My grandmother's clock

 


“My sister Nory ran off with one of them wild Cothran boys.” This was always said as part of another story. My grandma was a kid and her mother was sick. She had to take over most of the cleaning and cooking. At that point, these women seemed to disappear from the stories. 


Sometime between 1903 when Nora ran off and 1913 George Russell moved home. Carroll County Arkansas is where my grandma grew to adulthood, married, and raised her children to almost grown. 


It is also where her dad bought the clock. 


A man came to the house one day. There is some memory of his name being Mr. Clark. “Mr. Russell, I’ve been trying to sell these clocks, but no one is interested. I just know if you will buy one, other people will, too. You can take one and pay me later as you can.” 


The beautiful case shelf clock entered the family. After some time, my great grandpa declared it should be passed down through the generations to the youngest daughter. Of course, that was my grandma. 


When my grandparents lost their farm during the depression, that clock was carefully packed up and moved to an uncle’s farm in Oklahoma. When that farm was lost a year later, it made the precarious trip to California. 


Grandma always wanted a corner shelf to put the clock on. Grandpa said he would get to it. He had the tools, but he was working and building a house and helping build a community in the California desert. Grandma got tired of waiting, so she built it herself. 


It was the heartbeat of my grandma’s house as far back as I remember. The shelf and the clock stood like an altar in the corner of the small dining room. That steady tick tock seemed to magnify the quiet peace I found there. Grandma would faithfully wind the clock at 10 each night, just before she went to bed. The times it fell silent were rare and usually sad. 


My mother was the youngest daughter, and I was the youngest. I always knew it would pass to me. I love the clock but hate the price of sorrow and loss. Because of this, I passed it to my daughter as an acknowledgment of her adulthood. We share a house though, and there it still stands on the corner shelf, overlooking our dining room. 


It has fallen quiet these days. The last time we wound it, it didn’t sound right. Time and dry heat have taken their toll. It is an expense and a burden to find a trustworthy person to keep it going. 


There is no record I have found of when and where Great-grandma Russell died, or what her illness was. My mom thought it may have been depression. By all accounts, Nora lived a hard but adventurous life, but died at the age of 30 in Oklahoma. This leaves the heritage of the clock as a one of bitterness and sorrow. Well, life is hard. 
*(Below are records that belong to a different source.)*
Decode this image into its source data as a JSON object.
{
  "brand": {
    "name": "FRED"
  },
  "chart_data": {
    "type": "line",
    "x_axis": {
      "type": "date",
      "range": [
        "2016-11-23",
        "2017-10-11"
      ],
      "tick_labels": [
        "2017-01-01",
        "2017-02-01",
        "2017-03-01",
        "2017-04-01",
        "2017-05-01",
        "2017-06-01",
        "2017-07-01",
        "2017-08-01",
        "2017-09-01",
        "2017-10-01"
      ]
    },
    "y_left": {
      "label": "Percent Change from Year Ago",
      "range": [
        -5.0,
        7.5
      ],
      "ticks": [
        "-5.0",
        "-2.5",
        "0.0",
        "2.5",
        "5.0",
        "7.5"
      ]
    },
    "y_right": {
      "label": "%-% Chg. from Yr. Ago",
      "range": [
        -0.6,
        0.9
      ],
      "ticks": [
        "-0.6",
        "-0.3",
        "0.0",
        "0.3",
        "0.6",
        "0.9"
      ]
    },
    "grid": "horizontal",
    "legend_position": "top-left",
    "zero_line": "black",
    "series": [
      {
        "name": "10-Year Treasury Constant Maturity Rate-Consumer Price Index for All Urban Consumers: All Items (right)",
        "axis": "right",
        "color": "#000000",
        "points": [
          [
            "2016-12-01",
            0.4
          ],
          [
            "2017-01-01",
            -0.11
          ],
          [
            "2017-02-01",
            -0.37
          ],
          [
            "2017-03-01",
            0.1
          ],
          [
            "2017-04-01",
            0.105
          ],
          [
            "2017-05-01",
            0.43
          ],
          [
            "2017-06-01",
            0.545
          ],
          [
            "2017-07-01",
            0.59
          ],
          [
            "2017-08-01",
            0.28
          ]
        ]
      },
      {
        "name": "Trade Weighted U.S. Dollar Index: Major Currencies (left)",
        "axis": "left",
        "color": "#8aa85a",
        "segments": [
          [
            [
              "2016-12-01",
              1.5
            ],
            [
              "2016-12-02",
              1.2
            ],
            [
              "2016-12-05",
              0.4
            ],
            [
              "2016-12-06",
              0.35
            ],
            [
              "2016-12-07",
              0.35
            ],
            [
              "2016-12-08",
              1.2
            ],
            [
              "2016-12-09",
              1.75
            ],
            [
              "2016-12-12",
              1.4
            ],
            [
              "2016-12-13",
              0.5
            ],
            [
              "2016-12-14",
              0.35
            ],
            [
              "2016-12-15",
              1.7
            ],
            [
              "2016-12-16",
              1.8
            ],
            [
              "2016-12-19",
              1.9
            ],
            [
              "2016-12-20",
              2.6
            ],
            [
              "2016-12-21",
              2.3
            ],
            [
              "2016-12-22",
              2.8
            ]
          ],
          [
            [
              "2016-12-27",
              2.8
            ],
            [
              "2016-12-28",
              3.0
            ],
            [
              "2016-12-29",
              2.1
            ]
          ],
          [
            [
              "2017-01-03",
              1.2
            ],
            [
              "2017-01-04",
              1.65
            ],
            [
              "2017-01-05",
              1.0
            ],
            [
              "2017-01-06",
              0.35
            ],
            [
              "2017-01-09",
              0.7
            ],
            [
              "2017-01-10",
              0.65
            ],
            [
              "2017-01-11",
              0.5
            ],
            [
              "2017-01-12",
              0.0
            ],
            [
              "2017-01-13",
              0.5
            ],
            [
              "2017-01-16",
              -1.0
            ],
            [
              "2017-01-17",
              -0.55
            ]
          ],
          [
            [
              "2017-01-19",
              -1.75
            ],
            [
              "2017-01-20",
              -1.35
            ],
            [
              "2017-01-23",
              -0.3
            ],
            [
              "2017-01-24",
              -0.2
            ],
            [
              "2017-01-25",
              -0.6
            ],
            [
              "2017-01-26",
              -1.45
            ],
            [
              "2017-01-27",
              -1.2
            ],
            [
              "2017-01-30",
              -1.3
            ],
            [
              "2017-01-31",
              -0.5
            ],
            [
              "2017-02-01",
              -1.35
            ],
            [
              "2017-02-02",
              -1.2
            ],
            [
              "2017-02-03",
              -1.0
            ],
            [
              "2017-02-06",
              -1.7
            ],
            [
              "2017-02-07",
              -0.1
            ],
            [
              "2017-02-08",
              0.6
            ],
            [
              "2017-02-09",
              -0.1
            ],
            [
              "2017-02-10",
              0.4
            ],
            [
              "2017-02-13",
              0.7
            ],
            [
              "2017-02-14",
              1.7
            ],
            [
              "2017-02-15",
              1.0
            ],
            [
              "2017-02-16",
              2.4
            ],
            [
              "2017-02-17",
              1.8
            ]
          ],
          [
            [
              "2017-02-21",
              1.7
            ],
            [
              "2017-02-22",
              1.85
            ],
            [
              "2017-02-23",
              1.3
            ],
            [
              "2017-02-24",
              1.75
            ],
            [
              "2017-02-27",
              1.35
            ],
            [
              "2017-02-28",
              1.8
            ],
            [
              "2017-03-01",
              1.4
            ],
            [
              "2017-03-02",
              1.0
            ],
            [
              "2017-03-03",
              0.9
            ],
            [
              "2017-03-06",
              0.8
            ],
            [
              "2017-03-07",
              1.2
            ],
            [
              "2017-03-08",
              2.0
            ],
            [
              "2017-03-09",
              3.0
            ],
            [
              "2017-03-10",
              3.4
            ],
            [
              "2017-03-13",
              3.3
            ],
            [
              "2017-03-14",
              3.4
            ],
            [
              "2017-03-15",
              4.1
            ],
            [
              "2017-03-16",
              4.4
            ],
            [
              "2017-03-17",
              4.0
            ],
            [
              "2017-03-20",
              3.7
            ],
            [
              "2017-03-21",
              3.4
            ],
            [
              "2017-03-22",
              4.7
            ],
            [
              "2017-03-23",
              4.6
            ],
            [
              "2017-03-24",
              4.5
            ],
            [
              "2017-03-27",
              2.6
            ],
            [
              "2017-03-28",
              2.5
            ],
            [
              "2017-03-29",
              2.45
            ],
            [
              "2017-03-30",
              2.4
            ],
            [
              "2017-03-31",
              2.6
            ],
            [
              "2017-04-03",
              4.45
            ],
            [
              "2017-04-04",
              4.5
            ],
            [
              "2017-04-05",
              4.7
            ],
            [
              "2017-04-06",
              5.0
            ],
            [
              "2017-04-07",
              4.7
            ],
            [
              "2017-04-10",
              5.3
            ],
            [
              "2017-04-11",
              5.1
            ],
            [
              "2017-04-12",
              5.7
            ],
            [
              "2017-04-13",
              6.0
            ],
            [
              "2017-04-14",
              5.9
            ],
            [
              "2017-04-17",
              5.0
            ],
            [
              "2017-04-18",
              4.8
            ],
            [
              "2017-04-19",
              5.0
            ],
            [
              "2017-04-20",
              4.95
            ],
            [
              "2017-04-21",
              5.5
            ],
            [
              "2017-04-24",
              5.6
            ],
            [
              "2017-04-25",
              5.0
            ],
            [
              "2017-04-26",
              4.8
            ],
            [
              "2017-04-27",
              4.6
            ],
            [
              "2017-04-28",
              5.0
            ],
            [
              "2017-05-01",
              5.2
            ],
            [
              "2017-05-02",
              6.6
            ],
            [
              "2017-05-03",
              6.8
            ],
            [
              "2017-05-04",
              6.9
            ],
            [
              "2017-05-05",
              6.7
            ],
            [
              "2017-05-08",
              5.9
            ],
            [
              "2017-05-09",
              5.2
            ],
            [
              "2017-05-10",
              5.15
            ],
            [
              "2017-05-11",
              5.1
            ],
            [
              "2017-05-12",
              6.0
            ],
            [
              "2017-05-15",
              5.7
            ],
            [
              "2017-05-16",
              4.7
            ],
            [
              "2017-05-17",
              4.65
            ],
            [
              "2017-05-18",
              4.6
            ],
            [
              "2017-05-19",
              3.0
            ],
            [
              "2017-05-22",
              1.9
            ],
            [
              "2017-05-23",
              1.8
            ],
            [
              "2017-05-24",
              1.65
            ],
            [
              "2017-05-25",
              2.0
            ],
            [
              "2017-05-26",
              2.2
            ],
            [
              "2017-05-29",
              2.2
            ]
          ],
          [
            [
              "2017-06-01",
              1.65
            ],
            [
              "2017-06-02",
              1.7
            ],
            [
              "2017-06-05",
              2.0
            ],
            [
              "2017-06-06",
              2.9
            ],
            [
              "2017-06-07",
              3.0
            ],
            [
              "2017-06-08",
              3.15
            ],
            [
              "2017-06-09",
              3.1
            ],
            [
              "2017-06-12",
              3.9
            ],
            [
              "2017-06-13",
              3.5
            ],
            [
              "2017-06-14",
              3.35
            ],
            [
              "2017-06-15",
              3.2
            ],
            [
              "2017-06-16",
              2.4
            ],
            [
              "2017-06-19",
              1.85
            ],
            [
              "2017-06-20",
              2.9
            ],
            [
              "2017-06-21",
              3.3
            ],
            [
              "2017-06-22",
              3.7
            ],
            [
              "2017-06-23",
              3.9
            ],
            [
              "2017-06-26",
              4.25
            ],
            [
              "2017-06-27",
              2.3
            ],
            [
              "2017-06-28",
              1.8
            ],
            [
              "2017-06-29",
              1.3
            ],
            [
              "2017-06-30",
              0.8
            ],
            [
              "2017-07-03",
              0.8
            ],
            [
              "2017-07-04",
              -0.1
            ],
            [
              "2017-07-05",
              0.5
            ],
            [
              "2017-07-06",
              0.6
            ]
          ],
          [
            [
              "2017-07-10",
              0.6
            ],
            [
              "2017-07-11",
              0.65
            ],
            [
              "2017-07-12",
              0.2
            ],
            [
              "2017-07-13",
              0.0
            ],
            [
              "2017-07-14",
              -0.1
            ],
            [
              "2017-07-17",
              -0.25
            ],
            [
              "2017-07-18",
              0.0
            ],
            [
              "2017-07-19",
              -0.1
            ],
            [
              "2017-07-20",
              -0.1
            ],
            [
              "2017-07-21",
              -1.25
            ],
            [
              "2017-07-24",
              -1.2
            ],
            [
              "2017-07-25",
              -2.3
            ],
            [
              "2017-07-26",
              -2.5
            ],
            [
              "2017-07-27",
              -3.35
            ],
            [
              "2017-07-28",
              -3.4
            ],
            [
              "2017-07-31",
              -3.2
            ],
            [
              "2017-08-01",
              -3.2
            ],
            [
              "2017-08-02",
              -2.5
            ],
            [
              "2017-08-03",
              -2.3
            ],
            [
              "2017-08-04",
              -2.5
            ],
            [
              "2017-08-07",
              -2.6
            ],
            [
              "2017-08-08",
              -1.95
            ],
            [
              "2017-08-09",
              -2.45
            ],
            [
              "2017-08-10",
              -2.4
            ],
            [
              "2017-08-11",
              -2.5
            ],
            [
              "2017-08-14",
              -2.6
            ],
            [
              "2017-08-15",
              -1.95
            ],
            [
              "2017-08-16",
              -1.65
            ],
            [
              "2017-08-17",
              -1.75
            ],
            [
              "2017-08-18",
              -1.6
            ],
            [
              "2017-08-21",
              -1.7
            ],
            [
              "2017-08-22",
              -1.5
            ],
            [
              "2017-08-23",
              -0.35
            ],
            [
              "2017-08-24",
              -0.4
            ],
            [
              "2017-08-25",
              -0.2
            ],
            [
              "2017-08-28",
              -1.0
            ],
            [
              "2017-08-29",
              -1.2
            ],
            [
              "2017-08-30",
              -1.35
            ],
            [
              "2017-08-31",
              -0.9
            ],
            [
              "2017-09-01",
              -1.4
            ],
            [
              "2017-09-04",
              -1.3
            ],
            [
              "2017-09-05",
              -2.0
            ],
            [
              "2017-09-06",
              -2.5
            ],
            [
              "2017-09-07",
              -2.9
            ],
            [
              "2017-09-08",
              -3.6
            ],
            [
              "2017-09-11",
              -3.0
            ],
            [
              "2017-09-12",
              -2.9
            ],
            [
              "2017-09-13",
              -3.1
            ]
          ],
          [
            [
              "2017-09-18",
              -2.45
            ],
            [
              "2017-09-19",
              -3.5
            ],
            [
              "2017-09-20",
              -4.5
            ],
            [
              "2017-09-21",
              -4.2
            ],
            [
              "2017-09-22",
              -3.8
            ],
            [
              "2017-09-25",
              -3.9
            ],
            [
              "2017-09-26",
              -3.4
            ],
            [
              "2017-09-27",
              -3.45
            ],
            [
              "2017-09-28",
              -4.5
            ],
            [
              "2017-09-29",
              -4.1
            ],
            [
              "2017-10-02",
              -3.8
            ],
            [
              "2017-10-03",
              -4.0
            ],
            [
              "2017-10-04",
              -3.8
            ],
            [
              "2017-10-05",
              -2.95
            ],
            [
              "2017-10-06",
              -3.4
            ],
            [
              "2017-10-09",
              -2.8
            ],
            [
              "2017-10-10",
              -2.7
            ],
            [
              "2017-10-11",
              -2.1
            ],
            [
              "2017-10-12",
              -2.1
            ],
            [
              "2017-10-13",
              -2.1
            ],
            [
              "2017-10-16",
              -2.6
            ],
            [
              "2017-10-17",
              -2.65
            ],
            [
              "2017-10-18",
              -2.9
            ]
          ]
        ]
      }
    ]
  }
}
But the shelf, that is the pure stubborn determination of my grandma. It may not be perfectly made, but it stands and serves. That is the heritage of the women in our family who have survived the hard times. We have used our hands to build dreams and create beauty. 


Grandma said it was the first clock ever bought in Carroll County Arkansas.  It’s a good story on a shaky foundation. Maybe it was the first fancy clock of its kind put on a shelf there. As far as being bought, well, I hope Mr. Russell did make payments to Mr. Clark. I imagine they shook on it, but if there were any receipts, they didn’t survive. 



Note: I apologize for the quality of the photo. I think this was from around 1979 and someone really liked their Polaroid camera and the phot hasn't held  u[ well. Unfortunately the clock tended to get cut off of other photos gathered round the table.